April 20, 2005, 12:59 PM
Join Date: October 6, 1998
Location: South Florida
March 2004: SWAT Briefing Room, by Denny Hansen:
In the December issue we ran a story on a product called QuikClot™. The product is a hemostatic agent that causes blood to clot upon contact. It has come to our attention that the product did not work “as advertised” on several severe wounds in Iraq.
Simply pouring QuikClot onto a severe wound, such as a spurting artery, may only be effective if applied in a buddy system, with one person applying QuikClot and another applying direct pressure. Also, when QuikClot is poured into a hemorrhaging wound a reaction begins heating the blood to temperatures from 194-212 degrees Fahrenheit.
It is these high temperatures which help make the blood clot—it also heats local skin, muscle and nerve tissue to boiling temperatures.It is our understanding that until the product undergoes further testing, its use has been prohibited by USSOCOM and USSOCOM personnel. We advise any S.W.A.T. readers to look into the use of QuikClot before applying it.
May 2004: Letters to the Editor:
Dear Mr. Hansen,
We at Z-Medica would like to respond to “Briefing Room” in the March 2004 issue, discussing our hemostatic product, QuikClot®. The editorial, as written, appears to reflect dated and incorrect information that has subsequently been refuted by field experience and peer-reviewed scientific testing. QuikClot, when used as directed for the control of moderate to severe hemorrhage, has been shown to be extremely effective and safe in both military and civilian settings. QuikClot has been credited with making the difference between life and death in numerous reports from Iraq, even after all other means had failed.
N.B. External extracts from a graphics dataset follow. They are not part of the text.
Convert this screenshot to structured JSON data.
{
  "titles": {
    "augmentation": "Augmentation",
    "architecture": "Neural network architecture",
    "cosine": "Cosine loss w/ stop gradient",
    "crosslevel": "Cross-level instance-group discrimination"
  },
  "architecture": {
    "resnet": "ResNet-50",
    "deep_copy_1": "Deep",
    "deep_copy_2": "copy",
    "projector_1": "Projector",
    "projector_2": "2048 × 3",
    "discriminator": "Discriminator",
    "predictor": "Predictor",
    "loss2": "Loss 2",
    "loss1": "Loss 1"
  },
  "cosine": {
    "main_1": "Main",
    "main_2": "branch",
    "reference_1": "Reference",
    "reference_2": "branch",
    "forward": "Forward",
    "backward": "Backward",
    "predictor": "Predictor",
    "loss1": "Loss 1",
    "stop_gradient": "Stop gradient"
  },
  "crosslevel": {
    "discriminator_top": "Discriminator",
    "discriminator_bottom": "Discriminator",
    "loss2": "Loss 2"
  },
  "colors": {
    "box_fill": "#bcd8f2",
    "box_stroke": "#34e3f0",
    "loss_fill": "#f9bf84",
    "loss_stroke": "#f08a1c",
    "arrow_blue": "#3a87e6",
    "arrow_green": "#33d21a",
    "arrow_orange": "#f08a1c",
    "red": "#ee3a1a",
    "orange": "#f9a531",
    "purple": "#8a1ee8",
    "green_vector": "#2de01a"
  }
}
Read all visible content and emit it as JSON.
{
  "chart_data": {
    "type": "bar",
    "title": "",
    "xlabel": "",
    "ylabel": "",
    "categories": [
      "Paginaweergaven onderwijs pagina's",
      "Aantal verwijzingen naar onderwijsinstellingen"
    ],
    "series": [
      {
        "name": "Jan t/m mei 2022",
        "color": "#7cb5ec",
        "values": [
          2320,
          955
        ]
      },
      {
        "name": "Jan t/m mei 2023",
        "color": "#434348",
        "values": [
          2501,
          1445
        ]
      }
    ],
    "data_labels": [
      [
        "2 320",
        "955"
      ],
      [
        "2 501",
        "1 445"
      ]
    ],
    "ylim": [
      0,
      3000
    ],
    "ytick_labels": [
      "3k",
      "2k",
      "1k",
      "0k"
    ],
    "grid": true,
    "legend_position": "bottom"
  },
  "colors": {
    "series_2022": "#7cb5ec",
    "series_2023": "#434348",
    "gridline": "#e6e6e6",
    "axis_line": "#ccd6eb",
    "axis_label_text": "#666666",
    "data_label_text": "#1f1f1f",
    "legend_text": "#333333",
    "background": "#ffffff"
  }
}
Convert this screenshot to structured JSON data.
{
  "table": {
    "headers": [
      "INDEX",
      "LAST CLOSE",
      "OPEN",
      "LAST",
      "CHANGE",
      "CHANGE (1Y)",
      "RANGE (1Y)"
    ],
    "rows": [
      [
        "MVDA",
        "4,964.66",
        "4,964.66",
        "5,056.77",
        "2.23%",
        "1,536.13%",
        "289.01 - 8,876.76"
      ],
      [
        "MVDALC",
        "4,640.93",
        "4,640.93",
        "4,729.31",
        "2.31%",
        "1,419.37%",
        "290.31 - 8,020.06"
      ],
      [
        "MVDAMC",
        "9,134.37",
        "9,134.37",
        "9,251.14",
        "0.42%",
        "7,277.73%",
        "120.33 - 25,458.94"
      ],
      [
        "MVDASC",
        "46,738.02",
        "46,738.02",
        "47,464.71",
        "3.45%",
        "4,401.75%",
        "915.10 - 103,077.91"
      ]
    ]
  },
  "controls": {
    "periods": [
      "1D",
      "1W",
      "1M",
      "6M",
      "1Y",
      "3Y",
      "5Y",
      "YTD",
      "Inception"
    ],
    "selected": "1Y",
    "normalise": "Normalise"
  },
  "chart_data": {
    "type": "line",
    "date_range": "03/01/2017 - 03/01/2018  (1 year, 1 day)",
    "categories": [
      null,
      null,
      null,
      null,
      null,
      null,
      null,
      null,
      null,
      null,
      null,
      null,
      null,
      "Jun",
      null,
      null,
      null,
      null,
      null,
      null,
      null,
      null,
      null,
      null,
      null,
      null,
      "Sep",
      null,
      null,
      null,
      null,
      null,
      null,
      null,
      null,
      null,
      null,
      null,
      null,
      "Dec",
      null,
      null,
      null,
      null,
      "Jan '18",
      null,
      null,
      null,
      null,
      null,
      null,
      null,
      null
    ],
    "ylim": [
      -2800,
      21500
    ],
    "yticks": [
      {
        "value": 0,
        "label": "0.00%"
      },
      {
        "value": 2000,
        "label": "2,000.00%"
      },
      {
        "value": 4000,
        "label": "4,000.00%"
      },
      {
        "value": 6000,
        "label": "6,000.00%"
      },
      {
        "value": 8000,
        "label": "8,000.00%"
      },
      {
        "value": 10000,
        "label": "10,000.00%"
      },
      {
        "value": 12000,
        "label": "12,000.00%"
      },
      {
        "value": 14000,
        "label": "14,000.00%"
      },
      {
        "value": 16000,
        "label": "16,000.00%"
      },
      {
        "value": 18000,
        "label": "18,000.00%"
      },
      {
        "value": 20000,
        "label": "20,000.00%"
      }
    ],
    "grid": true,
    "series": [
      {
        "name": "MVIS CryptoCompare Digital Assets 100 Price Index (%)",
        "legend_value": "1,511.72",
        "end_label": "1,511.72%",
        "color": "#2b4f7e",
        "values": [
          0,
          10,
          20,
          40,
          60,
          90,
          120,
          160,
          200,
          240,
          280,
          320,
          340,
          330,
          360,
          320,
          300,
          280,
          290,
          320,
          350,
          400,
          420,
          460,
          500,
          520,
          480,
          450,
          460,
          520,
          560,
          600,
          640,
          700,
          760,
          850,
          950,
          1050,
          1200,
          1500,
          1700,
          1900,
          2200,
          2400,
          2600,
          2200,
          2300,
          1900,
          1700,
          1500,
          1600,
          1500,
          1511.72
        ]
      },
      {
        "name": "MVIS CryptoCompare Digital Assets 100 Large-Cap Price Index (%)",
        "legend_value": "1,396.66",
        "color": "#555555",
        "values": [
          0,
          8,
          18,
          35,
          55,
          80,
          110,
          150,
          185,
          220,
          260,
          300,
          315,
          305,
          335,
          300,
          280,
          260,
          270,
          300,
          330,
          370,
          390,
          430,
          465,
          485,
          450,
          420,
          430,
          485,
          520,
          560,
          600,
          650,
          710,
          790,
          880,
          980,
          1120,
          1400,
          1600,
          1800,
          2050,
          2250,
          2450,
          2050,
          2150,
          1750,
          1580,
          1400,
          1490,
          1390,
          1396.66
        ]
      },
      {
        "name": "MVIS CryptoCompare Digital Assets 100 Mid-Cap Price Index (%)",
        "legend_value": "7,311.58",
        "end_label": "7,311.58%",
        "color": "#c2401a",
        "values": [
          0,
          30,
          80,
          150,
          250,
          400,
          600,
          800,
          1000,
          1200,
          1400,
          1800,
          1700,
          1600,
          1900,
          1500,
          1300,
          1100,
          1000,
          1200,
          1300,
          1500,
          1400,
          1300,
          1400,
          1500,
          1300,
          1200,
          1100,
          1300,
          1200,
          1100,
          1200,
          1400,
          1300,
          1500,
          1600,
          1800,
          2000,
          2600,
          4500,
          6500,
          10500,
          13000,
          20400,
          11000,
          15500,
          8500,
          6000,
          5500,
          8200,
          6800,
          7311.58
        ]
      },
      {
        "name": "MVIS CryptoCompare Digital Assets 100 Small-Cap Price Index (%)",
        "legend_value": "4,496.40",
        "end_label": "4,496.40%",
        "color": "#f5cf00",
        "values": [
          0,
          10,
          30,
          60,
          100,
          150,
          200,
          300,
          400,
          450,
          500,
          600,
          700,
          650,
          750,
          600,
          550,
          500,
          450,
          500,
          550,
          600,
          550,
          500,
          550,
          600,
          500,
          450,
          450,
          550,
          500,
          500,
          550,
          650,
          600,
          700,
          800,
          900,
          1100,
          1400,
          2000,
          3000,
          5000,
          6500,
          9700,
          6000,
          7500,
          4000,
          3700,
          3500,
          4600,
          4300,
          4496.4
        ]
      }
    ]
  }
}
We would like to invite the attention of your readers to the following clarifications:
1) The reference SOCOM directive was issued over one year ago, quickly followed by a directive from the Secretary of the Army declaring QuikClot safe and effective and authorizing use by US Army personnel.
2) The SOCOM directive incorrectly stated that the temperature increase caused by QuikClot was up to 100 degrees C, causing clotting. QuikClot begins clotting not by heat production, but by removing water from blood and creating a concentration of clotting factors in the wound. No temperature greater than 150 degrees F., and that only with inappropriate/off-label use, has ever been recorded with QuikClot.
3) In over 200 confirmed uses, there has never been an incident of burns when the package directions were followed.
4) The United States Marine Corps has made QuikClot a standard issue item. The Army and other services have purchased large quantities.
5) The complaints of QuikClot not working properly (fewer than five cases, most by the same user) have been attributed to inadequate training in its appropriate use.
6) The Office of Naval Research, and Uniformed Services University have done in-vitro and in-vivo studies. These found QuikClot safely and effectively stopped combined arterial/venous bleeding.
7) At a presentation given at the 2003 Special Operations Medical Conference, the director of OEMS, also the chief FBI medical advisor, recommended QuikClot as the best current solution in the field environment.
Manager, Product Development
Thank you for keeping us informed and bringing us up to date on QuikClot. Your efforts are appreciated, and I now carry QuikClot both in my vehicle and with my training gear.
Sounds to me like you need to recheck to see if your guys have the latest info.